Die Corona-Warn-App hat nach Ansicht des baden-württembergischen Ministerpräsidenten Winfried Kretschmann noch immer Mängel und sollte deshalb nachgebessert werden. Er selbst will angesichts weiter steigender Corona-Zahlen auch in Baden-Württemberg deshalb bei der Videokonferenz der Länder-Chefs mit Bundeskanzlerin Angela Merkel am kommenden Montag Verbesserungsvorschläge vorbringen.

Corona-Warn-App: Winfried Kretschmann will Kontaktnachverfolgung beschleunigen

„Nach der ersten Auswertung können wir festhalten: Die Corona-App ist eine gute Ausgangsbasis, aber sie schöpft ihr Potenzial nach meinem Eindruck bislang bei weitem nicht aus, vor allem bei der Kontaktnachverfolgung“, sagte der Grünen-Politiker den Stuttgarter Nachrichten und der Stuttgarter Zeitung. Bei der Videokonferenz der Länder-Regierungschefs mit Bundeskanzlerin Angela Merkel (CDU) an diesem Montag will Kretschmann deshalb einige Vorschläge dazu machen.

So könnten Testlabors schon bei der Probenentnahme die Einwilligung einholen, dass positive Testergebnisse tatsächlich in die Corona-Warn-App eingespeist werden.
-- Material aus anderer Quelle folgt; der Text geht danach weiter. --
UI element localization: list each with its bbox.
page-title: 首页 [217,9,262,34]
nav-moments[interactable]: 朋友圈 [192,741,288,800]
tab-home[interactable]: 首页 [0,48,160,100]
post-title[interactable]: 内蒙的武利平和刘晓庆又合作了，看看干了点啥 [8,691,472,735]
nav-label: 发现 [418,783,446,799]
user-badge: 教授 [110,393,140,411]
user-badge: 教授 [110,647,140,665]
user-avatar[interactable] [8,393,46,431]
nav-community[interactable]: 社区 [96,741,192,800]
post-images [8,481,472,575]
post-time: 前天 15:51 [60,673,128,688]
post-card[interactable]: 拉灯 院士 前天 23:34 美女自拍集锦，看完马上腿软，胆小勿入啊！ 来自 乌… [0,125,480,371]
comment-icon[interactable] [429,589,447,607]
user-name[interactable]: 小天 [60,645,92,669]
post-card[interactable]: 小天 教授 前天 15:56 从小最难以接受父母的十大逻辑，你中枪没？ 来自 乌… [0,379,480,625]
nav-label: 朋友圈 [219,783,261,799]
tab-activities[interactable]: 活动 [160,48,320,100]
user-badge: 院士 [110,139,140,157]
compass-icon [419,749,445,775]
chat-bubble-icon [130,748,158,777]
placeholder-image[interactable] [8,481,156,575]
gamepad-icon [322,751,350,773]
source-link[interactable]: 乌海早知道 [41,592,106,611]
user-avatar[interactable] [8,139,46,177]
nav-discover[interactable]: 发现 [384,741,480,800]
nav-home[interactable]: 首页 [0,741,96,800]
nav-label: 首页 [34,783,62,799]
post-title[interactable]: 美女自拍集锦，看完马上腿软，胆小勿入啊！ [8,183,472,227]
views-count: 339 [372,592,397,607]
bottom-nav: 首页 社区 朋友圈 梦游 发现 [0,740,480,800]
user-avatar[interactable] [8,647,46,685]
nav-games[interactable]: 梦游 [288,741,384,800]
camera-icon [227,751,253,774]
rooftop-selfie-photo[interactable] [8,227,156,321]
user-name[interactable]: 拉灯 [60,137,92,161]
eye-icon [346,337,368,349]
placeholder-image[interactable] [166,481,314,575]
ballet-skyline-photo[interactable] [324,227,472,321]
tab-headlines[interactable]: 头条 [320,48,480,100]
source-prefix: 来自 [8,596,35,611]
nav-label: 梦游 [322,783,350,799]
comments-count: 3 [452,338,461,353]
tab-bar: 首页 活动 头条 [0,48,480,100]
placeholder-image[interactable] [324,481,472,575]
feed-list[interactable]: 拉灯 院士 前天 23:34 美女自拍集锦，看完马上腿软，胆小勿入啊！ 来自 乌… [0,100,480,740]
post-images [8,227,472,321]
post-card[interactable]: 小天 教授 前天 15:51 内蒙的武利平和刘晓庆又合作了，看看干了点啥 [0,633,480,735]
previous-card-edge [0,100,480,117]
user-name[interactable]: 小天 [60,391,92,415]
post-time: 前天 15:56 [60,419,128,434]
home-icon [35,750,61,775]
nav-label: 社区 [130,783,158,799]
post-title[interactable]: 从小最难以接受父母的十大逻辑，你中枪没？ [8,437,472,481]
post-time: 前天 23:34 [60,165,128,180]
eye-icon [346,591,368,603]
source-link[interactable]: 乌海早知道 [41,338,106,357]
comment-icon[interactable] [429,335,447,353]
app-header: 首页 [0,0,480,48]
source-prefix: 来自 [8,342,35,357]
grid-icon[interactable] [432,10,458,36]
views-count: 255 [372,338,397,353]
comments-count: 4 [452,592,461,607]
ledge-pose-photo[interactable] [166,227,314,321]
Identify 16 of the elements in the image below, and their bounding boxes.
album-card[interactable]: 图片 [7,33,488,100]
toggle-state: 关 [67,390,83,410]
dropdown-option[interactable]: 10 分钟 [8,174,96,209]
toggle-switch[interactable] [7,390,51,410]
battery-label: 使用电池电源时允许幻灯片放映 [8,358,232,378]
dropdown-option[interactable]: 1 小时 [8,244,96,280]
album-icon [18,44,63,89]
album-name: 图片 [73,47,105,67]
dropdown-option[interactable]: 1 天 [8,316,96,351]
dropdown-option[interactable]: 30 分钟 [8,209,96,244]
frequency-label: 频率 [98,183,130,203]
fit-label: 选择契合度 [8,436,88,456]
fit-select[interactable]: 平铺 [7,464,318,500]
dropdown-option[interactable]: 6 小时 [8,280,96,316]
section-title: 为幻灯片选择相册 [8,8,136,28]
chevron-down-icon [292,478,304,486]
Kretschmann sagte: „Mit einer automatisierten Weitergabe positiver Testergebnisse auf Basis einer Einwilligung bereits bei der Probenentnahme könnte zum Beispiel zeitnah eine sehr effektive und extrem wichtige Verbesserung bei der Wirksamkeit der App realisiert werden.“

Coronavirus Baden-Württemberg: Gesundheitsämter geraten bei Kontaktnachverfolgung an ihre Grenzen

Die für die Eindämmung der Pandemie so wichtige Kontaktnachverfolgung hatte zuletzt wegen der weiter steigenden Corona-Zahlen auch in Baden-Württemberg gelitten. Mehrere Gesundheitsämter waren an ihre Grenzen geraten. Und das obwohl viele Städte Unterstützung durch die Bundeswehr erhalten.

Baden-Württembergs Ministerpräsident Winfried Kretschmann wünscht sich Verbesserungen für die Corona-Warn-App.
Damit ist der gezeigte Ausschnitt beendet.